Acknowledgements: We thank the UC Davis Medical Center Department of Pathology and Laboratory Medicine Clinical and Quality Research team for collecting and analyzing APS data.

References

  1. Pier Luigi Meroni M. Orietta B, Elena R, et al. "Pathogenesis of antiphospholipid syndrome: understanding the antibodies". Nat Rev Rheumatology 2011;7:330
  2. Bobba RS, Johnson SR, Davis AM. "A review of the Sapporo and revised Sappaoro criteria for the classification of antiphospholipid syndrome". Where do the revised Sapporo criteria add value? J Rheumatology 2007;34:1522.
  3. Pregnolato F, Chighizola CB, Encabo S. et al. "Anti-phosphatidylserine/prothrombin antibodies: an additional diagnostic marker for APS?" Immunol Res 2013;56:432.
  4. Bertolaccini ML, Amengual O, Atsumi T, et al. ‘Non-criteria’ aPL tests: report of a task force and preconference workshop at the 13th International Congress on Antiphospholipid Antibodies, Galveston, TX, USA, April 2010. Lupus 2011;20:191.
  5. Miyakis S, Lockshin MD, Atsumi T, et al. "International consensus statement on an update of the classification criteria for definite antiphospholipid syndrome (APS)". J Thromb Haemost 2006;4:295.

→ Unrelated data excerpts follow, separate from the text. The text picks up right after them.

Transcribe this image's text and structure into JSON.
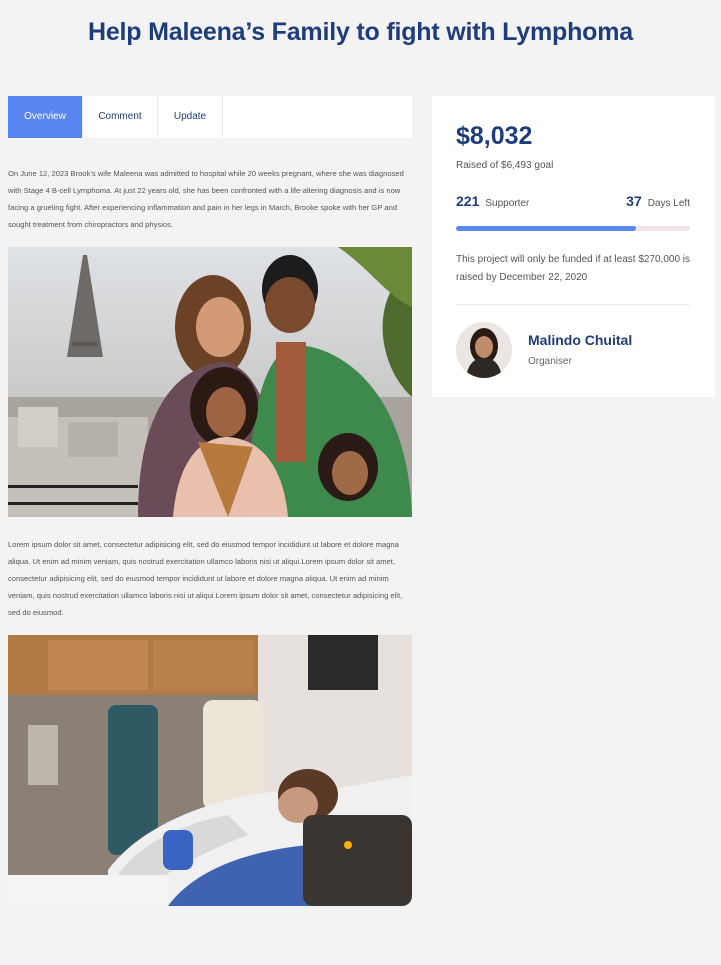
{
  "header": {
    "title": "Help Maleena’s Family to fight with Lymphoma"
  },
  "tabs": [
    {
      "label": "Overview",
      "active": true
    },
    {
      "label": "Comment",
      "active": false
    },
    {
      "label": "Update",
      "active": false
    }
  ],
  "content": {
    "paragraph_1": "On June 12, 2023 Brook’s wife Maleena was admitted to hospital while 20 weeks pregnant, where she was diagnosed with Stage 4 B-cell Lymphoma. At just 22 years old, she has been confronted with a life-altering diagnosis and is now facing a grueling fight. After experiencing inflammation and pain in her legs in March, Brooke spoke with her GP and sought treatment from chiropractors and physios.",
    "paragraph_2": "Lorem ipsum dolor sit amet, consectetur adipisicing elit, sed do eiusmod tempor incididunt ut labore et dolore magna aliqua. Ut enim ad minim veniam, quis nostrud exercitation ullamco laboris nisi ut aliqui.Lorem ipsum dolor sit amet, consectetur adipisicing elit, sed do eiusmod tempor incididunt ut labore et dolore magna aliqua. Ut enim ad minim veniam, quis nostrud exercitation ullamco laboris nisi ut aliqui.Lorem ipsum dolor sit amet, consectetur adipisicing elit, sed do eiusmod."
  },
  "campaign": {
    "raised": "$8,032",
    "goal_text": "Raised of $6,493 goal",
    "supporters_count": "221",
    "supporters_label": "Supporter",
    "days_count": "37",
    "days_label": "Days Left",
    "progress_percent": 77,
    "note": "This project will only be funded if at least $270,000 is raised by December 22, 2020",
    "organiser_name": "Malindo Chuital",
    "organiser_role": "Organiser"
  },
  "colors": {
    "primary": "#5a86f2",
    "heading": "#1f3d7a",
    "background": "#f3f3f3"
  }
}
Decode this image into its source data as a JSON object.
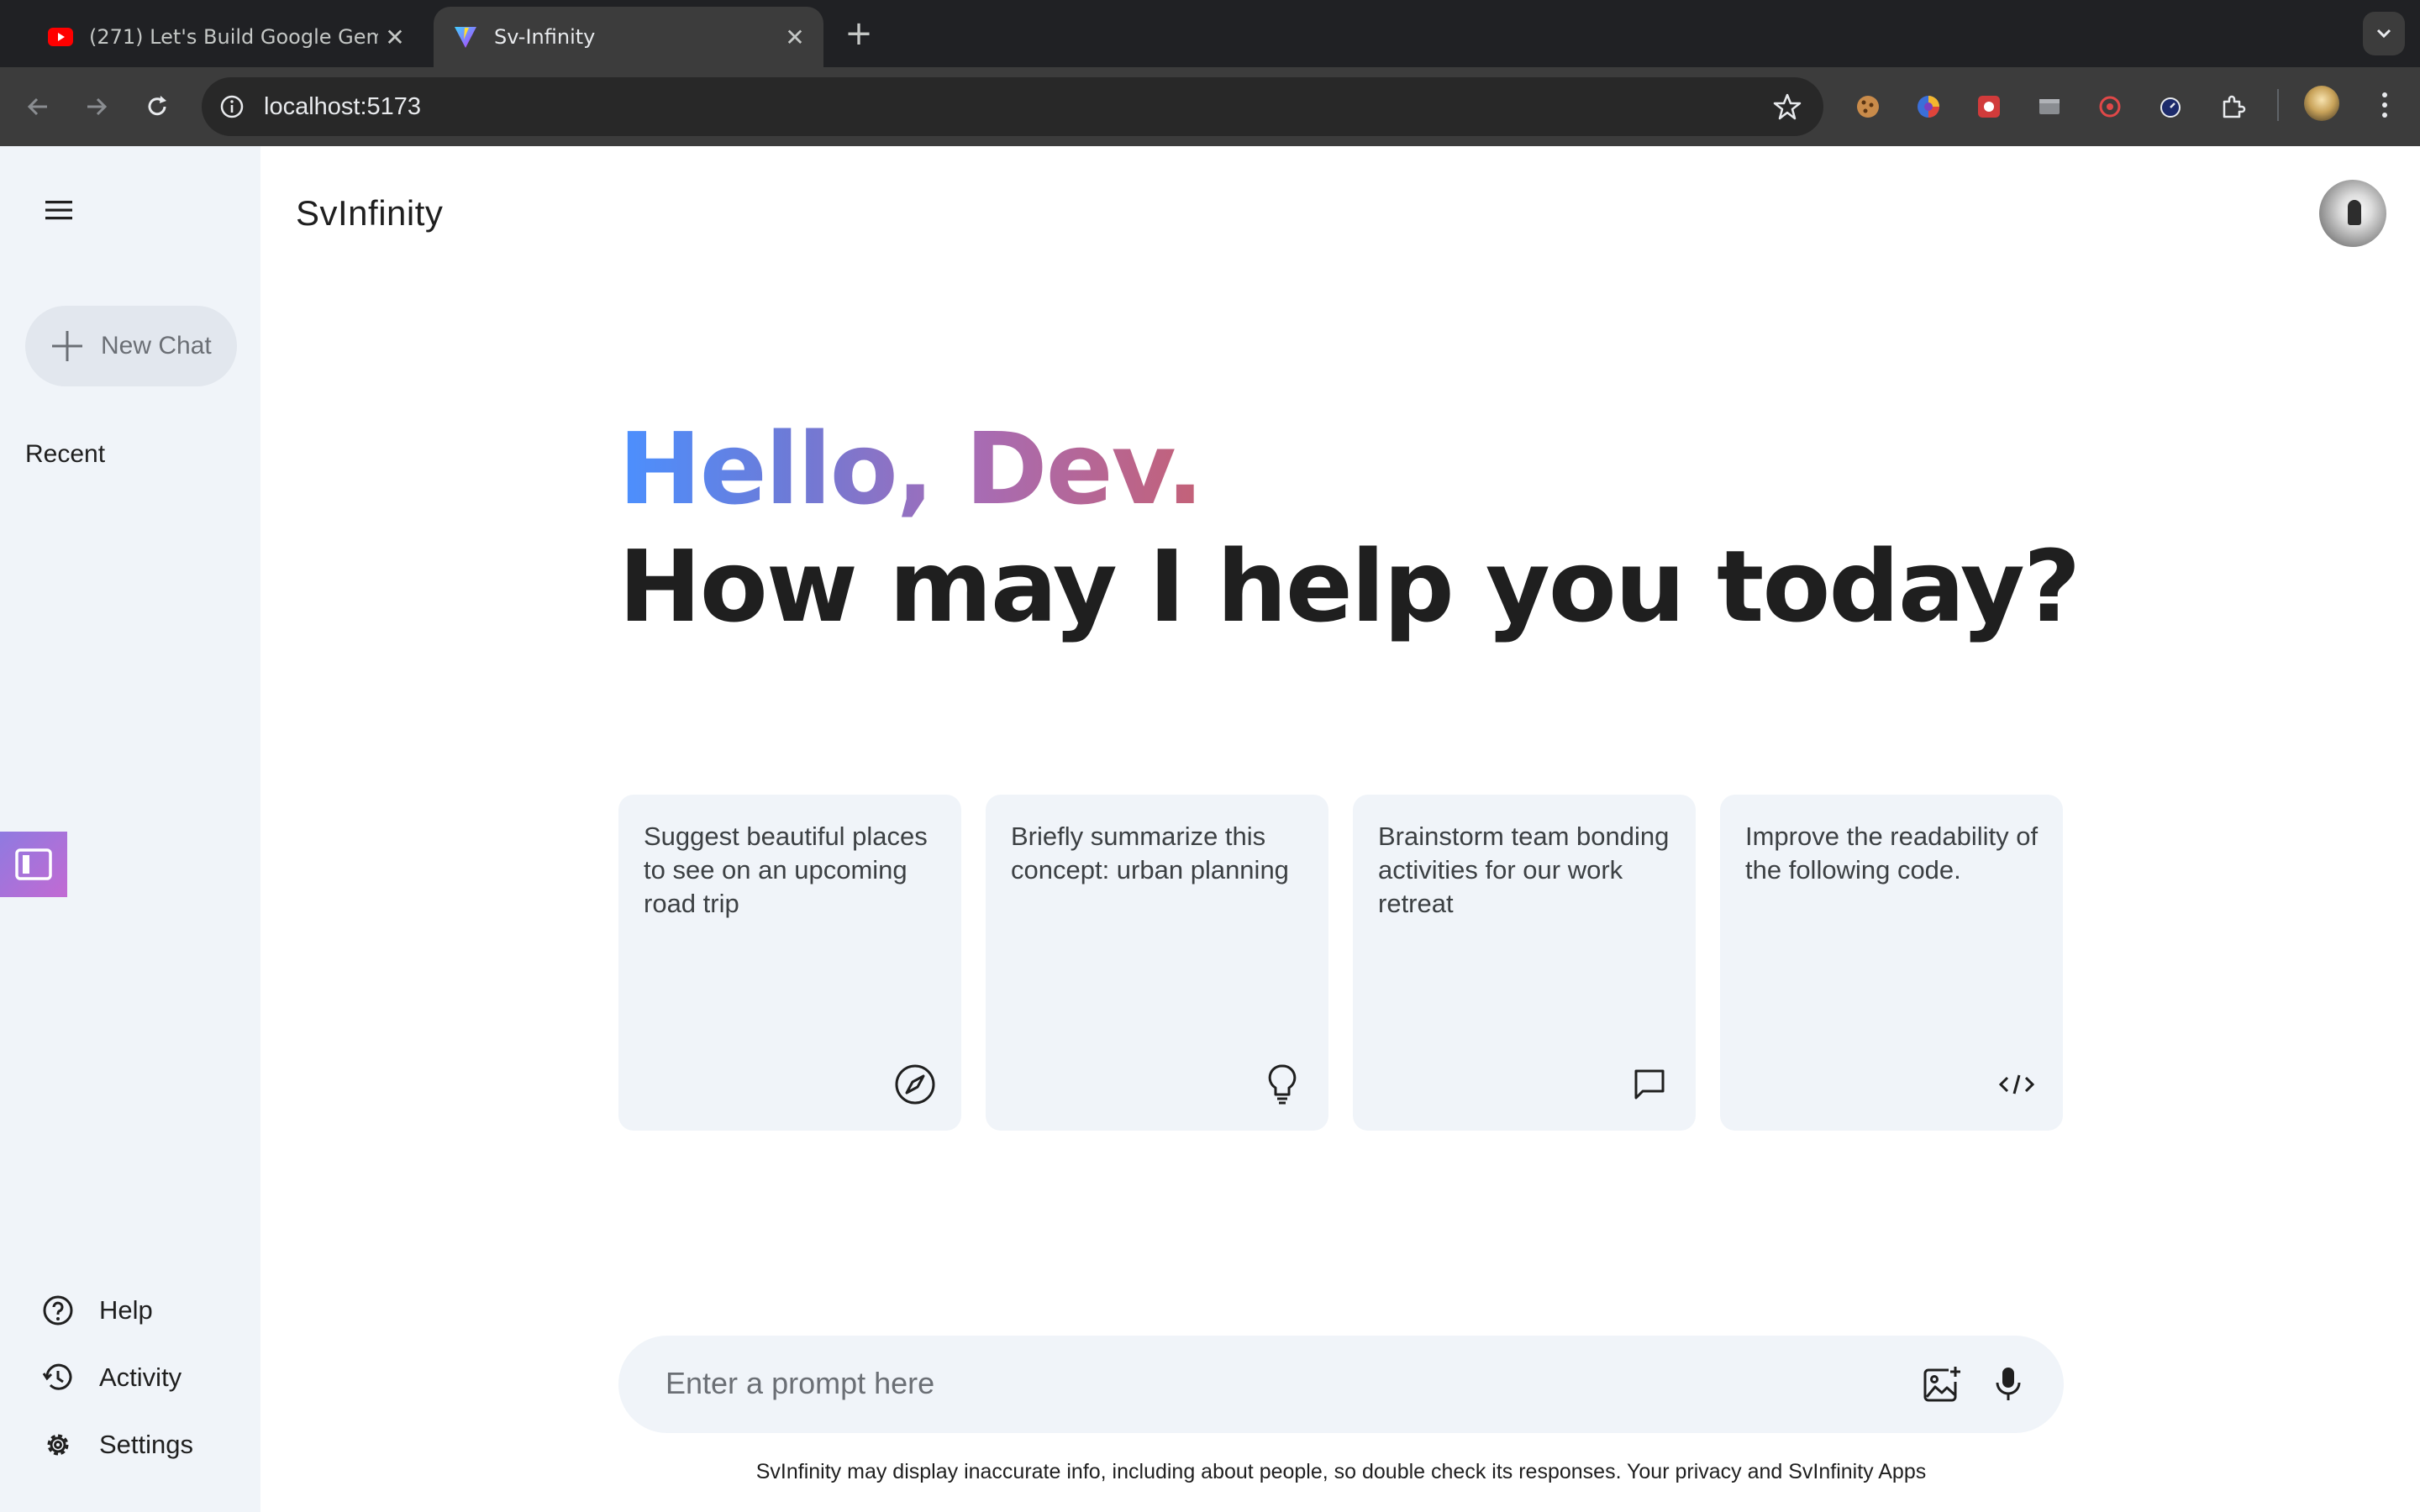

  6. Gardner C, Hills J, Machin SJ, et al. "Diagnosis of antiphospholipid syndrome in routine clinical practice". Lupus 2013;22:18.
  7. Forastiero R, Papalardo E, Morin K, et al. "Comparative evaluation of different immunoassays for the detection of antiphospholipid antibodies: report of a wet workshop during the International Congress on Antiphospholipid Antibodies". Arthritis Rheum 2010;62S:2252.